Discussion: immutable/mutable tensors
Currently tensors are immutable, though may share the same underlying data.
We do have some localized mutation through .reverseDiff() that creates a new tensor with a mutable register chain to receive adjoints from a later matching .reverse(). However I'll ignore that as it's "nice" mutation, because it is localised in the sense that (1) if you don't use these constructs, everything is immutable, and (2) if you do use them according to the rules then they won't interfere.
Now, I'm sure that at some point we will need to introduce localized mutation on tensors. Indeed we already use localized mutation internally in Tensor.fs, but again it is local, not global.
I propose we do it somthing like this?
- tensors are by default immutable, and we check for this and raise exceptions if you try to mutate
- if you do
tensor.mutableLike()then you get a mutable tensor - still type Tensor but mutation operations no longer throw exceptions. A isMutable flag can also be passed intozerosLikeand friends to get a tensor that starts off mutable. - a
tensor.unsafeImmutable()gets you back to an immutable tensor, sharing the same underlying data
Like reverse this API is safe if you play by the rules.

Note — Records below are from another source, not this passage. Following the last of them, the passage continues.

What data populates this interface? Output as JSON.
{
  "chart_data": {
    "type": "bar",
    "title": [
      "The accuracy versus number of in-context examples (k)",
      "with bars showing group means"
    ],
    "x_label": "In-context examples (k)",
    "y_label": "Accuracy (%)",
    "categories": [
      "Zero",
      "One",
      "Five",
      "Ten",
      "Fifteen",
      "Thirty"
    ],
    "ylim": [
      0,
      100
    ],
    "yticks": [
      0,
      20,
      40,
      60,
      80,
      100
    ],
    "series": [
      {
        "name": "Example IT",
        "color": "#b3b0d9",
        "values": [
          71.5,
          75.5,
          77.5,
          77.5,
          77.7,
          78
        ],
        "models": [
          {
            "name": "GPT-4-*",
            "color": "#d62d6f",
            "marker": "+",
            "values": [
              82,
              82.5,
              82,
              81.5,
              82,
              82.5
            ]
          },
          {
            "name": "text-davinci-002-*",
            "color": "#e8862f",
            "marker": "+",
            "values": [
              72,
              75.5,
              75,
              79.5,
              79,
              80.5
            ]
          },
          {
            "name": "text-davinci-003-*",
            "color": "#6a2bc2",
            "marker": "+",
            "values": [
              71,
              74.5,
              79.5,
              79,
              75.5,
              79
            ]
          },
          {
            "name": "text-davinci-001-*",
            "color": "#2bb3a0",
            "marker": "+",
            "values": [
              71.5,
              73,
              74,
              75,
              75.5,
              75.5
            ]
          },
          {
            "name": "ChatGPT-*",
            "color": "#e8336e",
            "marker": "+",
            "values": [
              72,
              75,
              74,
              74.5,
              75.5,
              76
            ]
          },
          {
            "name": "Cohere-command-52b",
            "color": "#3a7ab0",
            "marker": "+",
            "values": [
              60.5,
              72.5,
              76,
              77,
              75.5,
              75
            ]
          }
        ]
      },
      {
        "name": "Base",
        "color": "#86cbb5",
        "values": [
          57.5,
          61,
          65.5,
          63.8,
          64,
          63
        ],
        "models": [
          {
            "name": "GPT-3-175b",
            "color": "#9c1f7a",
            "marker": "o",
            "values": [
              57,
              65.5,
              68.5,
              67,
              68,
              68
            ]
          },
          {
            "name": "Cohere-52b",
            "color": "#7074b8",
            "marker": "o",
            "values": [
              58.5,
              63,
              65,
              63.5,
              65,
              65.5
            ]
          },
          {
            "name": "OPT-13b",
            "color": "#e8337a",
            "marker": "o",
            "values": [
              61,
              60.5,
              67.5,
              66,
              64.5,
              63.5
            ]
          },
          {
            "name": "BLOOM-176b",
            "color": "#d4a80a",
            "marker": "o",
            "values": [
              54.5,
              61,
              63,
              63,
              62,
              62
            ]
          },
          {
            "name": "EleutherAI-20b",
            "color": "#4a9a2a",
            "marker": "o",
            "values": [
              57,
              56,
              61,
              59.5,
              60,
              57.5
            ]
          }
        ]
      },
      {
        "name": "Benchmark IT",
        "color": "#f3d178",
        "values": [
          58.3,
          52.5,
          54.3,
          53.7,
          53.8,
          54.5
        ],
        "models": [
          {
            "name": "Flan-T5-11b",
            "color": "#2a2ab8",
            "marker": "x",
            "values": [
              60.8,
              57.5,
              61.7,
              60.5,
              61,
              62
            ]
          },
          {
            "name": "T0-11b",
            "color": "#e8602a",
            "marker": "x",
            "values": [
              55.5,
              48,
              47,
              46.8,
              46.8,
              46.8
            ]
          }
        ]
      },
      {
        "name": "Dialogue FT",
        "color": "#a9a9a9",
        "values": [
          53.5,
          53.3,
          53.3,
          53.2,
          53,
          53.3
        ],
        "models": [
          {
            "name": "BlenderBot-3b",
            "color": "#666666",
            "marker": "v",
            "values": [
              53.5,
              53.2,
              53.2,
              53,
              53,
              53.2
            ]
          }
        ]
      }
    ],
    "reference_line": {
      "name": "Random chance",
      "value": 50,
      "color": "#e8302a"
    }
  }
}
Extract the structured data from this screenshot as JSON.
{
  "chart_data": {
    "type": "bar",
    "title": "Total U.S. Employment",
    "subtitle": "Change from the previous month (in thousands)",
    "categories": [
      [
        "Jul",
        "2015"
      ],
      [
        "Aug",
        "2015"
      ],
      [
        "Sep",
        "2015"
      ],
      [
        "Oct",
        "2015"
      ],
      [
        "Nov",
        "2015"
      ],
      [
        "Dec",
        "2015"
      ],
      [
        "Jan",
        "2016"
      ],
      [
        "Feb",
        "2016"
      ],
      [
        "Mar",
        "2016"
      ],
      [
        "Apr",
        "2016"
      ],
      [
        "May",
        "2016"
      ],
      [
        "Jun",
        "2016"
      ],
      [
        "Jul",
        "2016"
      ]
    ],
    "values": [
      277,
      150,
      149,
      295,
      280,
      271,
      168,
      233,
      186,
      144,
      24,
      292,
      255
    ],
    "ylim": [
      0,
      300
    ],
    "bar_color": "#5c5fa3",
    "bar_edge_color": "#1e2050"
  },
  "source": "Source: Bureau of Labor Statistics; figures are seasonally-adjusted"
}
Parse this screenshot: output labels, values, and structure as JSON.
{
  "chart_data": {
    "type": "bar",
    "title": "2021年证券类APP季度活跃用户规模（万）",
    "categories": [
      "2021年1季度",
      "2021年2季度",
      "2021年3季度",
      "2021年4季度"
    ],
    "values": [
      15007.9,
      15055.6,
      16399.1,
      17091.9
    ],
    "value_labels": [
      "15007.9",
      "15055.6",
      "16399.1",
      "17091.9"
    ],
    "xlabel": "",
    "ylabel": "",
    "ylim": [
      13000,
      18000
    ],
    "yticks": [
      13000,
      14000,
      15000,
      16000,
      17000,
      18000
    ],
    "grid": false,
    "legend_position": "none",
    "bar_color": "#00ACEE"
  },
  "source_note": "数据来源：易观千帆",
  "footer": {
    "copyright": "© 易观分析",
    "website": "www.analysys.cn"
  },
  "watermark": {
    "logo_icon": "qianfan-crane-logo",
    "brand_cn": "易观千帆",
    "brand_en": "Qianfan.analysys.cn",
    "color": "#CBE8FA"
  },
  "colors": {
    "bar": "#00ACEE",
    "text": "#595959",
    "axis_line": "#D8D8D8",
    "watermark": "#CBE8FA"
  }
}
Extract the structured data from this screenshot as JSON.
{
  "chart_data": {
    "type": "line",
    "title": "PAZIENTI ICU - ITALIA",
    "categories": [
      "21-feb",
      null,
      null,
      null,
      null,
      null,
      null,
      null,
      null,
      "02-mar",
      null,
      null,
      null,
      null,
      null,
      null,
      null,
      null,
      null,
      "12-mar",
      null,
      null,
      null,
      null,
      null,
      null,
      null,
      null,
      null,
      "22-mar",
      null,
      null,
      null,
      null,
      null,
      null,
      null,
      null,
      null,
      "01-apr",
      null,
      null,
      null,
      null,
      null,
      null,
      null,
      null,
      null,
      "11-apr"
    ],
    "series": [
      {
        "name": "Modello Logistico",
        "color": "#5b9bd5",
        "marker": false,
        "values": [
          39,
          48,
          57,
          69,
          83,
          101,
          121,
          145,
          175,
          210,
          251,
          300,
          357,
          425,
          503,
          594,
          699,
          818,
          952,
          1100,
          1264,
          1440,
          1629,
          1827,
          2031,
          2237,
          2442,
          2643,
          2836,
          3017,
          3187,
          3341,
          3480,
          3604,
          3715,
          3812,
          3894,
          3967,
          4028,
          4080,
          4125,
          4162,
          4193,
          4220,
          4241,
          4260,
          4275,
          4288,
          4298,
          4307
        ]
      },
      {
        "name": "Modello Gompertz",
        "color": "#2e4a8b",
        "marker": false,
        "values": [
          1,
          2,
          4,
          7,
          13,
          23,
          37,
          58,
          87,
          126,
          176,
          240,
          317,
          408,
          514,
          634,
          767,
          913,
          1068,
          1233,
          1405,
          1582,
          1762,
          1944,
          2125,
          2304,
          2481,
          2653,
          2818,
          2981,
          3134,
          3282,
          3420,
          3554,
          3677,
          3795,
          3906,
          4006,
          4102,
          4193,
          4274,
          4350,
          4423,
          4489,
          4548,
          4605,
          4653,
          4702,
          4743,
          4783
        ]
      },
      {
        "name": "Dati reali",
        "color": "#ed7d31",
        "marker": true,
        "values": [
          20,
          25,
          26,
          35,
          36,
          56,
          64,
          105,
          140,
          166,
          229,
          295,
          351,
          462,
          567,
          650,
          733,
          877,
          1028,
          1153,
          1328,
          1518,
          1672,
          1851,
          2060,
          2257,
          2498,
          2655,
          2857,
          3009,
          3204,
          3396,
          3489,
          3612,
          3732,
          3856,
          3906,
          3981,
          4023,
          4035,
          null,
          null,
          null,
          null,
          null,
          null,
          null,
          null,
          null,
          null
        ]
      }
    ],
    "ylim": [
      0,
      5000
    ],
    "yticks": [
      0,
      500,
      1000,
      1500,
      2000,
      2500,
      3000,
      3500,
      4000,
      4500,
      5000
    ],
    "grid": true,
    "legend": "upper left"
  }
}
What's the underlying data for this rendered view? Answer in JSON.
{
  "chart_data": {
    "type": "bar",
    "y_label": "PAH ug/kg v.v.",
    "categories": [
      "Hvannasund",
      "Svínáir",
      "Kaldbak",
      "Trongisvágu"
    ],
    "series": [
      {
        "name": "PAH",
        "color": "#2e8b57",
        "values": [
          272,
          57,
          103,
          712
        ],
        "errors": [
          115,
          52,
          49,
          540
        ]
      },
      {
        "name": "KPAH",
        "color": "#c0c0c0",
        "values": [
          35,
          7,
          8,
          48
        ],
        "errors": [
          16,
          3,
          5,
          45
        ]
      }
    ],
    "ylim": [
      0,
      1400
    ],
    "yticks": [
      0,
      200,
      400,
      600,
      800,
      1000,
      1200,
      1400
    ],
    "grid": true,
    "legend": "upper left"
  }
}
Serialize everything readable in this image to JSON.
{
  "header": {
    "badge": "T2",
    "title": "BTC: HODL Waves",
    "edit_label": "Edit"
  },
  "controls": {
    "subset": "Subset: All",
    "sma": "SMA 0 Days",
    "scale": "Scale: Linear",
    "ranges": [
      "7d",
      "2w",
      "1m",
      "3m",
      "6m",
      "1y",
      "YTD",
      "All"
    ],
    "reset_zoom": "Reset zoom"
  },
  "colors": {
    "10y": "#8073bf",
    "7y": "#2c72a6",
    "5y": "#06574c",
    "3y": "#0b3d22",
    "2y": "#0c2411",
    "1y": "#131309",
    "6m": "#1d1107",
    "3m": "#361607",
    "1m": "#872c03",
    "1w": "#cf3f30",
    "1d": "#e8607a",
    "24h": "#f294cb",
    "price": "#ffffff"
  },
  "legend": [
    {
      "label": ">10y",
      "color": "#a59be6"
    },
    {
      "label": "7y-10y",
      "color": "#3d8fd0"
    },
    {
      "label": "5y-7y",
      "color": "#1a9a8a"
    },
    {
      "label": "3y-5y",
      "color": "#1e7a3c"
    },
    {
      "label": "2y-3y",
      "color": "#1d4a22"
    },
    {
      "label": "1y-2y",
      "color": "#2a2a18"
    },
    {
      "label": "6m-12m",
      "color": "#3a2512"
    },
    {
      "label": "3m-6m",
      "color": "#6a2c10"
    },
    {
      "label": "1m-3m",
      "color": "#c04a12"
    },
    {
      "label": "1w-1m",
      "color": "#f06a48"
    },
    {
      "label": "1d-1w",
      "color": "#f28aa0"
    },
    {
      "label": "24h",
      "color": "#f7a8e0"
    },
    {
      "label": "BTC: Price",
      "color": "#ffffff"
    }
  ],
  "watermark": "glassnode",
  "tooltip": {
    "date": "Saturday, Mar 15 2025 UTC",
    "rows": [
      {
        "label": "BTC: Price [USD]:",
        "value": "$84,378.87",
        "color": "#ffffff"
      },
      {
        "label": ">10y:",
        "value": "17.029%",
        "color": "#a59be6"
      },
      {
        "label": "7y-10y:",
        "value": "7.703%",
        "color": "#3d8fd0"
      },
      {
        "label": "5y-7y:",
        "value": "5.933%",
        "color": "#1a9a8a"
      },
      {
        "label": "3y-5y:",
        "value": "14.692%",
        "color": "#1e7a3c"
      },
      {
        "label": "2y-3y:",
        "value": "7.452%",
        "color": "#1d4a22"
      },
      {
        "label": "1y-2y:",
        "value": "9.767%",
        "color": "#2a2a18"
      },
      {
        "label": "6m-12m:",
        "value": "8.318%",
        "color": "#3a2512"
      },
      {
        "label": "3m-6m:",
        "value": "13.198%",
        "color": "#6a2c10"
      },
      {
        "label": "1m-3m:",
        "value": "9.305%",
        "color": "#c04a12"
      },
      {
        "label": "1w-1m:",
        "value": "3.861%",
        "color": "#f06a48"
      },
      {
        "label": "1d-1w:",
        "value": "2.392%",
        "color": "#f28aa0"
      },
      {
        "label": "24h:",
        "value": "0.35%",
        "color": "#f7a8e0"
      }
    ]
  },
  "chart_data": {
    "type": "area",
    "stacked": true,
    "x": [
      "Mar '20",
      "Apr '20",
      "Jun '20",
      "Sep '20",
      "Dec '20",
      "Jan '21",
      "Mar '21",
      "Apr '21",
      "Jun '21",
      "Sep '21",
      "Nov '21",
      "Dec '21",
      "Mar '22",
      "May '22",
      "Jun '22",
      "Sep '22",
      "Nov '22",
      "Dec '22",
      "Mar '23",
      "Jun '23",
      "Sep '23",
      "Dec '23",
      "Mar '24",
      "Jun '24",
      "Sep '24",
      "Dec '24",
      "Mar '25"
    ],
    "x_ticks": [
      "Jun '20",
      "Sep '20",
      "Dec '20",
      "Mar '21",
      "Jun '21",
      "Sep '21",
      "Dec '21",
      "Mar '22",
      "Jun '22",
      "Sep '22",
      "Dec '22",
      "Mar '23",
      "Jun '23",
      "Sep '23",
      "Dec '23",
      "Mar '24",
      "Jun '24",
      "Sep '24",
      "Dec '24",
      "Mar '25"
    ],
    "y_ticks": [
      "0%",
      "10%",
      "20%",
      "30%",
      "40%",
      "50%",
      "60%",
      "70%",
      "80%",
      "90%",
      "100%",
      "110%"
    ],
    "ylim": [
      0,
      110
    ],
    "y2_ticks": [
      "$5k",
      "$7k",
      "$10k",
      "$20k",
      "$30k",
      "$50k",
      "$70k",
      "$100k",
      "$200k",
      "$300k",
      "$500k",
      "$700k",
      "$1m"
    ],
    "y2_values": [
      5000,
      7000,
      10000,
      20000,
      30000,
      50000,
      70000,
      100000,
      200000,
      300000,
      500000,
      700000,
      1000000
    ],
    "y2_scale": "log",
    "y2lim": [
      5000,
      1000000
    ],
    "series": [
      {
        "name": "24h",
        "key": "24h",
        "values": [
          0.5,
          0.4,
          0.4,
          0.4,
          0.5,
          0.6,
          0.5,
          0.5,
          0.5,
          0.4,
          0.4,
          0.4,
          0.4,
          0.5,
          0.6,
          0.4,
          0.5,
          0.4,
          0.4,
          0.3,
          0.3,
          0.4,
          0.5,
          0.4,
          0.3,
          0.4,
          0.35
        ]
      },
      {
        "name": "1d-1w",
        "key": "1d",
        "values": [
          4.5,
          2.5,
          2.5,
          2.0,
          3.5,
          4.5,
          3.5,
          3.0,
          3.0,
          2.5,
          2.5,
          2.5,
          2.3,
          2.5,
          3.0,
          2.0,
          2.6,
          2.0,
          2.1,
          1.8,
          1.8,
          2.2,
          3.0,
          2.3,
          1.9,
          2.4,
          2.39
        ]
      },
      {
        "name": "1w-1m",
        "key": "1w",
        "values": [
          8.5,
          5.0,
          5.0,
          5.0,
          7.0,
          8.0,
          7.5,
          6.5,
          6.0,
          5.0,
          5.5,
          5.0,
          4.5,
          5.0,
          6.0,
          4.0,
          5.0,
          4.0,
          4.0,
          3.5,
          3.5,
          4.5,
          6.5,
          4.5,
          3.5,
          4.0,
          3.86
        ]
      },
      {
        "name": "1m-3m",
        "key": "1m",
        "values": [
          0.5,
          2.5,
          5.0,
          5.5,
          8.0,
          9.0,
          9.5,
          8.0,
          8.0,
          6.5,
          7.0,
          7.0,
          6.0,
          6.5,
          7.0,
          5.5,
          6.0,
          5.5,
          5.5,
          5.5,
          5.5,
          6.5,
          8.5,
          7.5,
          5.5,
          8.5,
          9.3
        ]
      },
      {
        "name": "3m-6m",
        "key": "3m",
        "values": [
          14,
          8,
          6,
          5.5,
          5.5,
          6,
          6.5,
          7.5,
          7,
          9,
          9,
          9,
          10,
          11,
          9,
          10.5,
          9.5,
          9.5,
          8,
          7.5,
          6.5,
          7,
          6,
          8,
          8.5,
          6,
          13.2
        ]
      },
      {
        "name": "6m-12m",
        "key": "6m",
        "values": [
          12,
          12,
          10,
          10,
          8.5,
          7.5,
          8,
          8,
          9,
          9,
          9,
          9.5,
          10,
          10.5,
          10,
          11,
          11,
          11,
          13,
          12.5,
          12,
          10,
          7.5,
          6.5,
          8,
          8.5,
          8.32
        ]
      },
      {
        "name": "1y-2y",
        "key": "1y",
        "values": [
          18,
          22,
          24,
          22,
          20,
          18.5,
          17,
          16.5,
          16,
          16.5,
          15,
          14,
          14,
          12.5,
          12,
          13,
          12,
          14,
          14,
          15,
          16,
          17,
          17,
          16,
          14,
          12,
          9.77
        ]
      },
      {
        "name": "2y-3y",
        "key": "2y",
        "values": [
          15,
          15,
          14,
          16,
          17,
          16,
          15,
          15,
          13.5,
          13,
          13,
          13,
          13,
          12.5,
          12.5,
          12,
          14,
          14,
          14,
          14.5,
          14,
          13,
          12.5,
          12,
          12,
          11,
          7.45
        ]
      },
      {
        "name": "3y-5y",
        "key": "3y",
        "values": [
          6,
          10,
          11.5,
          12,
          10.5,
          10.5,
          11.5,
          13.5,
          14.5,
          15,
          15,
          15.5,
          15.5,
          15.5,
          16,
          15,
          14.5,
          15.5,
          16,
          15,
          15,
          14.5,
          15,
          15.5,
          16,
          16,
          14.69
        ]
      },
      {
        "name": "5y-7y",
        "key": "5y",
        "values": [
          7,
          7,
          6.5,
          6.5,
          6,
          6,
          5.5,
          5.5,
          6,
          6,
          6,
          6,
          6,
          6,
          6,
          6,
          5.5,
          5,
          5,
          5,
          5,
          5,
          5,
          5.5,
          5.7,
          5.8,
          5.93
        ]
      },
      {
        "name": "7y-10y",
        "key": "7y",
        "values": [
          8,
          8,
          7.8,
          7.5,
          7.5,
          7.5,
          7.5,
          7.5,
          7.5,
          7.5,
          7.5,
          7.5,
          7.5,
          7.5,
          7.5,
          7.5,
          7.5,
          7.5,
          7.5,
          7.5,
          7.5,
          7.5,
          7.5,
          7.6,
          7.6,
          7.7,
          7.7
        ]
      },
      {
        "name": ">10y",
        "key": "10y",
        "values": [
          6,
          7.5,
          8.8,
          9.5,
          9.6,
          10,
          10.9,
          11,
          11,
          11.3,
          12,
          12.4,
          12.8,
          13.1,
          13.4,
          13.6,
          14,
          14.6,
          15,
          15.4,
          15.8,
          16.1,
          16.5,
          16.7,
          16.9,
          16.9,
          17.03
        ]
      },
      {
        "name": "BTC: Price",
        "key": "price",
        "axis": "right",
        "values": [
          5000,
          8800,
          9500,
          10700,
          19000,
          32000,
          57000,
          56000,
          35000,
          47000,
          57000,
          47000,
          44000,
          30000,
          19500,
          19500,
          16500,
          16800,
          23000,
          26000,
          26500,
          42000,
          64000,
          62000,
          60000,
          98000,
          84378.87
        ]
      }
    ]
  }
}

I also propose that we eventually somehow keep a flag to report when we know that a tensor has a zero value, basically tensor.isKnownZero, likewise tensor.isKnownOne. I expect these will be just too useful for peep-hole optimization purposes not to propogate them, and they can help us simplify how we write extensions (see this. But we can only trust these flags if tensors are immutable....
Just to check: the immutability mentioned here also relates to in-place operations, is that correct?
Just to check: the immutability mentioned here also relates to in-place operations, is that correct?
Yes, in place operations = mutable. To use an in-place operation you'd need to set a tensor up to be mutable (which would not be the default). Internally in the implementation we can likely cheat (though I don't think we'd have to - it's pretty obvious where mutation on a tensor is desired).
We'd need a flag on each tensor value, either stored in the backend or the primal.